Three Guys Just Tried To Get Into Parliament House In A Niqab And A KKK Hood Because Islam Or Something

Today, in Tales of Stupidity:

Parliament House isn’t exactly a temple of enlightenment at the best of times, but this morning a few dickheads managed to make everyone else in the building look like Nobel Prize nominees by dressing up in a niqab, a motorcycle helmet and a KKK robe-and-hood ensemble and trying to walk into Parliament House.

The guys, who are apparently from an activist group called Faceless, were protesting the recent decision to reverse the short-lived ban on burqas, niqabs and full-face coverings in the Parliament public gallery, because some people have no real problems in their lives, apparently.

Watch some white dudes talk about how letting people wear religious garments means they’re oppressed! Prepare to lose a good few thousand brain cells just by association.

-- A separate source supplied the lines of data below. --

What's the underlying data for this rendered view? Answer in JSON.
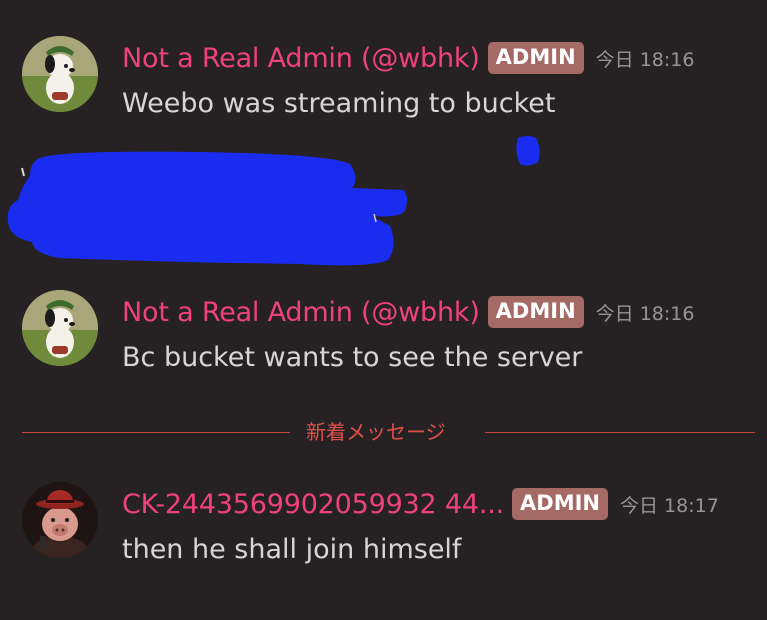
{
  "messages": [
    {
      "avatar_icon": "dog-avatar-icon",
      "username": "Not a Real Admin (@wbhk)",
      "role_badge": "ADMIN",
      "timestamp": "今日 18:16",
      "text": "Weebo was streaming to bucket"
    },
    {
      "avatar_icon": "dog-avatar-icon",
      "username": "Not a Real Admin (@wbhk)",
      "role_badge": "ADMIN",
      "timestamp": "今日 18:16",
      "text": "Bc bucket wants to see the server"
    },
    {
      "avatar_icon": "pig-avatar-icon",
      "username": "CK-2443569902059932 44...",
      "role_badge": "ADMIN",
      "timestamp": "今日 18:17",
      "text": "then he shall join himself"
    }
  ],
  "new_messages_divider": "新着メッセージ",
  "colors": {
    "background": "#262224",
    "username": "#f0427a",
    "badge": "#a66a66",
    "divider": "#c8453f",
    "redaction": "#1a2cf0"
  }
}
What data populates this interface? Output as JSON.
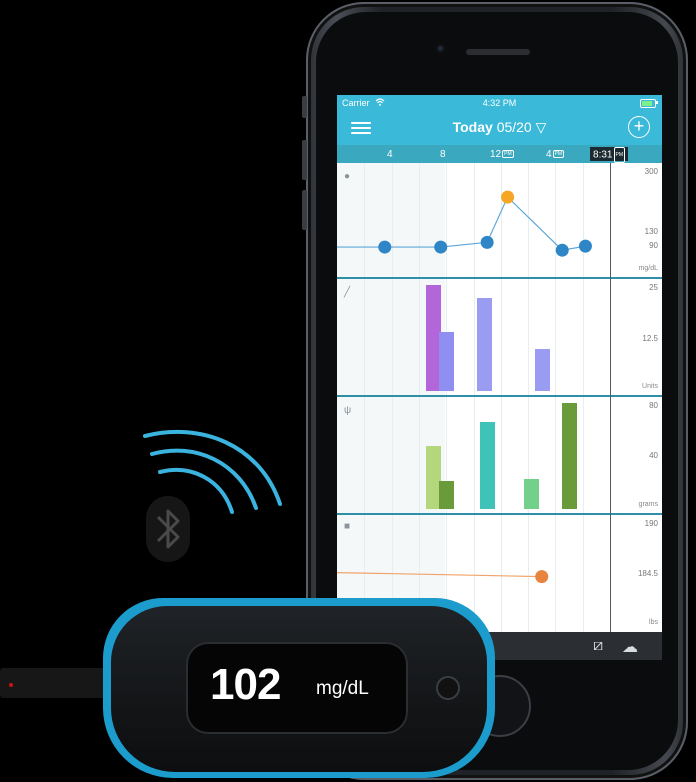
{
  "status": {
    "carrier": "Carrier",
    "time": "4:32 PM"
  },
  "nav": {
    "title_day": "Today",
    "title_date": "05/20",
    "dropdown_glyph": "▽",
    "add_glyph": "+"
  },
  "timeline": {
    "ticks": [
      "4",
      "8",
      "12",
      "4"
    ],
    "pm_badge": "PM",
    "now_time": "8:31"
  },
  "glucose_panel": {
    "y_labels": [
      "300",
      "130",
      "90"
    ],
    "unit": "mg/dL",
    "icon": "drop-icon",
    "points": [
      {
        "hour": 3.5,
        "value": 95
      },
      {
        "hour": 7.6,
        "value": 95
      },
      {
        "hour": 11.0,
        "value": 110
      },
      {
        "hour": 12.5,
        "value": 255,
        "highlight": true
      },
      {
        "hour": 16.5,
        "value": 85
      },
      {
        "hour": 18.2,
        "value": 98
      }
    ],
    "colors": {
      "line": "#5fa8d9",
      "point": "#2f86c7",
      "highlight": "#f5a623"
    }
  },
  "insulin_panel": {
    "y_labels": [
      "25",
      "12.5"
    ],
    "unit": "Units",
    "icon": "syringe-icon",
    "bars": [
      {
        "hour": 7.0,
        "value": 25,
        "color": "#b266d9"
      },
      {
        "hour": 8.0,
        "value": 14,
        "color": "#8e8ff0"
      },
      {
        "hour": 10.8,
        "value": 22,
        "color": "#9a9cf2"
      },
      {
        "hour": 15.0,
        "value": 10,
        "color": "#9a9cf2"
      }
    ]
  },
  "carbs_panel": {
    "y_labels": [
      "80",
      "40"
    ],
    "unit": "grams",
    "icon": "fork-knife-icon",
    "bars": [
      {
        "hour": 7.0,
        "value": 50,
        "color": "#b4d77b"
      },
      {
        "hour": 8.0,
        "value": 22,
        "color": "#6a9b3b"
      },
      {
        "hour": 11.0,
        "value": 69,
        "color": "#3fc2b7"
      },
      {
        "hour": 14.2,
        "value": 24,
        "color": "#72d08a"
      },
      {
        "hour": 17.0,
        "value": 84,
        "color": "#6a9b3b"
      }
    ]
  },
  "weight_panel": {
    "y_labels": [
      "190",
      "184.5"
    ],
    "unit": "lbs",
    "icon": "scale-icon",
    "points": [
      {
        "hour": 0,
        "value": 184.8
      },
      {
        "hour": 15.0,
        "value": 184.3,
        "highlight": true
      }
    ],
    "colors": {
      "line": "#f0a36a",
      "point": "#e8843e"
    }
  },
  "meter": {
    "reading": "102",
    "unit": "mg/dL",
    "accent": "#1b9ccc"
  },
  "icons": {
    "bluetooth": "bluetooth-icon",
    "strip": "test-strip-icon",
    "cloud": "cloud-icon"
  }
}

Fairfax political reporter Latika Bourke recorded the whole thing on Instagram:


Well this is going to be interesting. #burqaban

A photo posted by Latika M Bourke (@latikambourke) on

In this video, KKK Hood Man takes off the hood and — big reveal — he’s wearing a niqab-like garment underneath. He was apparently making a “point” about how one’s allowed past the Parliamentary security screening and one isn’t, because a KKK hood is just like a niqab if you have a fundamental misunderstanding of…everything? Or most things. Most of the things.

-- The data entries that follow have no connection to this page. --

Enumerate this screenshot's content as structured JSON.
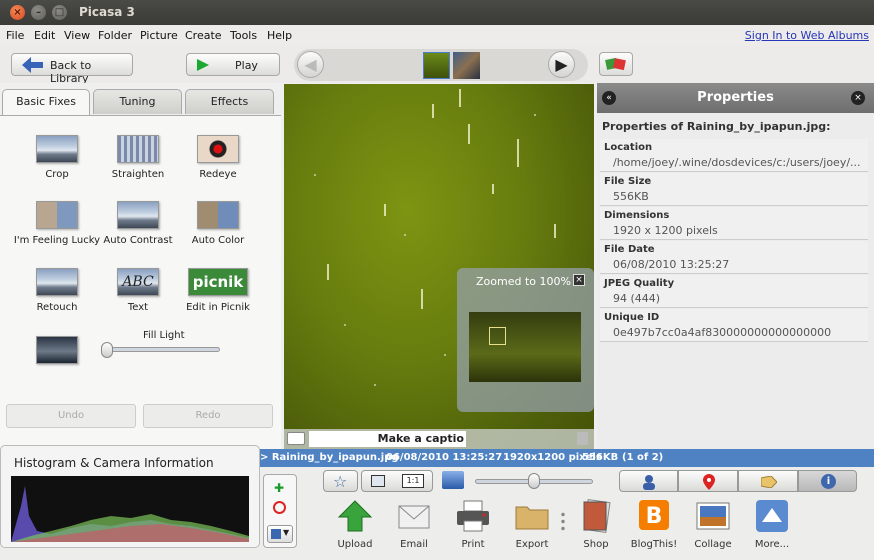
{
  "window": {
    "title": "Picasa 3"
  },
  "menu": {
    "items": [
      "File",
      "Edit",
      "View",
      "Folder",
      "Picture",
      "Create",
      "Tools",
      "Help"
    ],
    "signin": "Sign In to Web Albums"
  },
  "toolbar": {
    "back_label": "Back to Library",
    "play_label": "Play"
  },
  "tabs": [
    "Basic Fixes",
    "Tuning",
    "Effects"
  ],
  "tools": [
    {
      "label": "Crop"
    },
    {
      "label": "Straighten"
    },
    {
      "label": "Redeye"
    },
    {
      "label": "I'm Feeling Lucky"
    },
    {
      "label": "Auto Contrast"
    },
    {
      "label": "Auto Color"
    },
    {
      "label": "Retouch"
    },
    {
      "label": "Text"
    },
    {
      "label": "Edit in Picnik"
    }
  ],
  "fill_light": {
    "label": "Fill Light",
    "value": 0
  },
  "undo_label": "Undo",
  "redo_label": "Redo",
  "text_icon": "ABC",
  "picnik_logo": "picnik",
  "zoom": {
    "title": "Zoomed to 100%"
  },
  "caption": {
    "text": "Make a captio"
  },
  "properties": {
    "title": "Properties",
    "subtitle": "Properties of Raining_by_ipapun.jpg:",
    "rows": [
      {
        "key": "Location",
        "value": "/home/joey/.wine/dosdevices/c:/users/joey/..."
      },
      {
        "key": "File Size",
        "value": "556KB"
      },
      {
        "key": "Dimensions",
        "value": "1920 x 1200 pixels"
      },
      {
        "key": "File Date",
        "value": "06/08/2010 13:25:27"
      },
      {
        "key": "JPEG Quality",
        "value": "94 (444)"
      },
      {
        "key": "Unique ID",
        "value": "0e497b7cc0a4af830000000000000000"
      }
    ]
  },
  "status": {
    "filename": "> Raining_by_ipapun.jpg",
    "date": "06/08/2010 13:25:27",
    "dims": "1920x1200 pixels",
    "size": "556KB",
    "count": "(1 of 2)"
  },
  "histogram": {
    "title": "Histogram & Camera Information"
  },
  "view_buttons": {
    "actual_size": "1:1"
  },
  "actions": [
    "Upload",
    "Email",
    "Print",
    "Export",
    "Shop",
    "BlogThis!",
    "Collage",
    "More..."
  ]
}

So he’s wearing a niqab underneath. #burqaban   A video posted by Latika M Bourke (@latikambourke) on

“Oh, now I’m allowed into Parliament House! All I did was take off the uniform of a violent race-hate group and replace it with a religious garment worn by women! What’s the difference? Also, Islam is bad or something! I drank some red cordial this morning! I don’t know where I am!”

When security asked them to take off their facial coverings in order to be allowed inside, one of the dudes literally cried sexism, presumably before then mansplaining how this stunt is really about ethics in video games journalism.

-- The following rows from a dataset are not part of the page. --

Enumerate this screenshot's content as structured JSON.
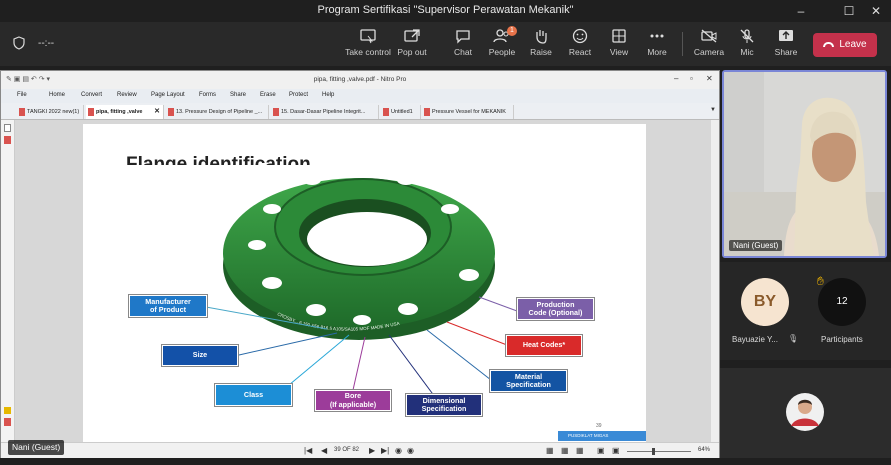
{
  "window": {
    "title": "Program Sertifikasi \"Supervisor Perawatan Mekanik\"",
    "minimize": "–",
    "maximize": "☐",
    "close": "✕"
  },
  "meeting_toolbar": {
    "timer": "--:--",
    "buttons": [
      {
        "label": "Take control",
        "icon": "take-control-icon"
      },
      {
        "label": "Pop out",
        "icon": "pop-out-icon"
      },
      {
        "label": "Chat",
        "icon": "chat-icon"
      },
      {
        "label": "People",
        "icon": "people-icon",
        "badge": "1"
      },
      {
        "label": "Raise",
        "icon": "raise-hand-icon"
      },
      {
        "label": "React",
        "icon": "react-icon"
      },
      {
        "label": "View",
        "icon": "view-icon"
      },
      {
        "label": "More",
        "icon": "more-icon"
      },
      {
        "label": "Camera",
        "icon": "camera-icon"
      },
      {
        "label": "Mic",
        "icon": "mic-off-icon"
      },
      {
        "label": "Share",
        "icon": "share-icon"
      }
    ],
    "leave_label": "Leave",
    "leave_color": "#c4314b"
  },
  "nitro": {
    "title": "pipa, fitting ,valve.pdf - Nitro Pro",
    "menu": [
      "File",
      "Home",
      "Convert",
      "Review",
      "Page Layout",
      "Forms",
      "Share",
      "Erase",
      "Protect",
      "Help"
    ],
    "tabs": [
      {
        "label": "TANGKI 2022 new(1)"
      },
      {
        "label": "pipa, fitting ,valve",
        "active": true
      },
      {
        "label": "13. Pressure Design of Pipeline _..."
      },
      {
        "label": "15. Dasar-Dasar Pipeline Integrit..."
      },
      {
        "label": "Untitled1"
      },
      {
        "label": "Pressure Vessel for MEKANIK"
      }
    ],
    "page_heading": "Flange identification",
    "page_number_footer": "39",
    "footer_tag": "PUSDIKLAT  MIGAS",
    "status": {
      "page_indicator": "39 OF 82",
      "zoom": "64%"
    }
  },
  "diagram": {
    "flange_color": "#2e8b3a",
    "stamp_text": "CROSBY... 6  150  X56  B16.5  A105/SA105 MOF  MADE IN USA",
    "labels": [
      {
        "key": "manufacturer",
        "line1": "Manufacturer",
        "line2": "of Product",
        "color": "#1f78c8"
      },
      {
        "key": "size",
        "line1": "Size",
        "line2": "",
        "color": "#1351a8"
      },
      {
        "key": "class",
        "line1": "Class",
        "line2": "",
        "color": "#1c8ed6"
      },
      {
        "key": "bore",
        "line1": "Bore",
        "line2": "(If applicable)",
        "color": "#9c3c9a"
      },
      {
        "key": "dimensional",
        "line1": "Dimensional",
        "line2": "Specification",
        "color": "#22307a"
      },
      {
        "key": "material",
        "line1": "Material",
        "line2": "Specification",
        "color": "#1354a3"
      },
      {
        "key": "heat",
        "line1": "Heat Codes*",
        "line2": "",
        "color": "#d92a2a"
      },
      {
        "key": "production",
        "line1": "Production",
        "line2": "Code (Optional)",
        "color": "#7b5fa8"
      }
    ]
  },
  "participants": {
    "sharer_label": "Nani (Guest)",
    "video_name": "Nani (Guest)",
    "tile1_initials": "BY",
    "tile1_name": "Bayuazie Y...",
    "tile2_count": "12",
    "tile2_name": "Participants"
  }
}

But they complied, and were revealed to be three chubby white dudes, one of whom sported both a goatee and a ponytail because of course he does. Thanks for the lesson on what woman are and aren’t allowed to wear, white guys! It’s been up in the air for a while, thanks for clearing that up.

They then went to their regularly scheduled work in Cory Bernardi’s office (LOL jks but not really that guy is horrifying).